Israeli rabbi at center of dispute on blessing candidates

JERUSALEM — Gesher Party leader and Knesset member David Levy raised a storm on Thursday of last week by attacking the Shas Party's use of rabbis and amulets in local and general elections, calling it "idol worship."

"It's time to stop all these gimmicks, this idol worship, the amulets, and exploiting people's misery. It's dragging us back to the dark ages of demons and superstition, and attributing divine insight to a human being. It's insanity and should deeply concern us all," he said.

"It's surrealistic: Rabbis are being recruited to causes which are harmful to religion and to the nation's unity."

His outburst was perceived as the opening shot in his election battle against Shas, Gesher's main rival.

The attack followed kabbalist Rabbi Yitzhak Kadourie's blessing of Beit She'an mayoral candidate Pini Kabbalo, who is running against Levy's son, Jackie.

Levy described Kadourie as a senile old man who isn't aware of how he is being manipulated for political purposes. "That Rabbi Kadourie, with all due respect, I don't know if he realizes where he is. The poor man, they're abusing him. Does he have any idea whom he's blessing? Does he even know where he is taken?"

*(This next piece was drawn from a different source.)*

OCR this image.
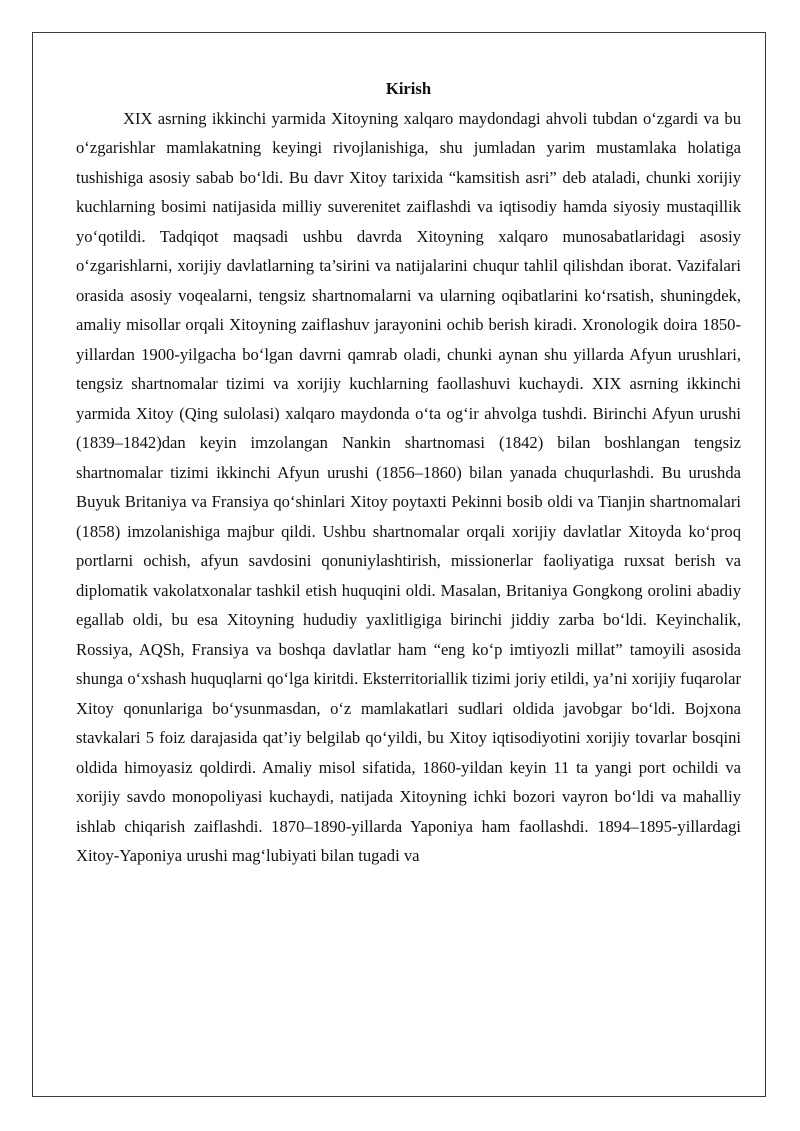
Kirish

XIX asrning ikkinchi yarmida Xitoyning xalqaro maydondagi ahvoli tubdan o‘zgardi va bu o‘zgarishlar mamlakatning keyingi rivojlanishiga, shu jumladan yarim mustamlaka holatiga tushishiga asosiy sabab bo‘ldi. Bu davr Xitoy tarixida “kamsitish asri” deb ataladi, chunki xorijiy kuchlarning bosimi natijasida milliy suverenitet zaiflashdi va iqtisodiy hamda siyosiy mustaqillik yo‘qotildi. Tadqiqot maqsadi ushbu davrda Xitoyning xalqaro munosabatlaridagi asosiy o‘zgarishlarni, xorijiy davlatlarning ta’sirini va natijalarini chuqur tahlil qilishdan iborat. Vazifalari orasida asosiy voqealarni, tengsiz shartnomalarni va ularning oqibatlarini ko‘rsatish, shuningdek, amaliy misollar orqali Xitoyning zaiflashuv jarayonini ochib berish kiradi. Xronologik doira 1850-yillardan 1900-yilgacha bo‘lgan davrni qamrab oladi, chunki aynan shu yillarda Afyun urushlari, tengsiz shartnomalar tizimi va xorijiy kuchlarning faollashuvi kuchaydi. XIX asrning ikkinchi yarmida Xitoy (Qing sulolasi) xalqaro maydonda o‘ta og‘ir ahvolga tushdi. Birinchi Afyun urushi (1839–1842)dan keyin imzolangan Nankin shartnomasi (1842) bilan boshlangan tengsiz shartnomalar tizimi ikkinchi Afyun urushi (1856–1860) bilan yanada chuqurlashdi. Bu urushda Buyuk Britaniya va Fransiya qo‘shinlari Xitoy poytaxti Pekinni bosib oldi va Tianjin shartnomalari (1858) imzolanishiga majbur qildi. Ushbu shartnomalar orqali xorijiy davlatlar Xitoyda ko‘proq portlarni ochish, afyun savdosini qonuniylashtirish, missionerlar faoliyatiga ruxsat berish va diplomatik vakolatxonalar tashkil etish huquqini oldi. Masalan, Britaniya Gongkong orolini abadiy egallab oldi, bu esa Xitoyning hududiy yaxlitligiga birinchi jiddiy zarba bo‘ldi. Keyinchalik, Rossiya, AQSh, Fransiya va boshqa davlatlar ham “eng ko‘p imtiyozli millat” tamoyili asosida shunga o‘xshash huquqlarni qo‘lga kiritdi. Eksterritoriallik tizimi joriy etildi, ya’ni xorijiy fuqarolar Xitoy qonunlariga bo‘ysunmasdan, o‘z mamlakatlari sudlari oldida javobgar bo‘ldi. Bojxona stavkalari 5 foiz darajasida qat’iy belgilab qo‘yildi, bu Xitoy iqtisodiyotini xorijiy tovarlar bosqini oldida himoyasiz qoldirdi. Amaliy misol sifatida, 1860-yildan keyin 11 ta yangi port ochildi va xorijiy savdo monopoliyasi kuchaydi, natijada Xitoyning ichki bozori vayron bo‘ldi va mahalliy ishlab chiqarish zaiflashdi. 1870–1890-yillarda Yaponiya ham faollashdi. 1894–1895-yillardagi Xitoy-Yaponiya urushi mag‘lubiyati bilan tugadi va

Shortly after Levy's statement, Kadourie was brought into Prime Minister Benjamin Netanyahu's office, to issue a Rosh Hashanah blessing to Netanyahu and the nation.

Wearing a large black kippah, Netanyahu said he had great respect for Kadourie.

"I think the rabbi is so sober, so clever, so wise, that it simply isn't serious for me to even testify to it," he told reporters at the meeting.

Levy's outburst stirred considerable debate about the role of rabbis in politics. It also drew some angry reactions.

Shas leader and Knesset member Aryeh Deri said he did not think Levy had attacked Shas directly, but in a closed meeting accused Levy of trying to delegitimize Shas.

"If it's a declaration of war, I won't be provoked to settle political accounts now. The election is the time and place to give our answer. It's time Gesher tests its power in elections," he said.

Deri conceded, however, that Levy could have been partly right. "Perhaps in Beit She'an, Kadourie's arrival for a revival meeting was used for political purposes, which I know Kadourie did not intend."

Kabbalo, however, said the meeting had been scheduled in advance and Kadourie knew he was coming to Beit She'an to bless him. "The Levy family has smelled the odor of defeat, hence the attack," he said.

Jewish Agency Chairman Avraham Burg called for the separation of state and religion.

"Religion is a burden one assumes on the personal level. Religious leaders should not be seen or involved in the public, collective domain. Religious leaders should be involved in helping the battered wife, the abused child, the new immigrant and the minorities. I don't want to see them close to the political institutions and treasury, because that corrupts both religion and politics," Burg said.

Both chief rabbis came out against the overuse of kabbalists. Sephardi Chief Rabbi Eliahu Bakshi-Doron said "it exists not only in Shas, but in the National Religious Party. There were even prime ministers who went to rabbis…This is exploitation, unlike innocent people who go to the rabbi to ask for a blessing."

Ashkenazi Chief Rabbi Yisrael Lau said it is not right to take rabbis to various places on the eve of an election to bless a particular candidate. He warned this not only shows disrespect to the rabbi, but is harmful "to the foundations of democracy."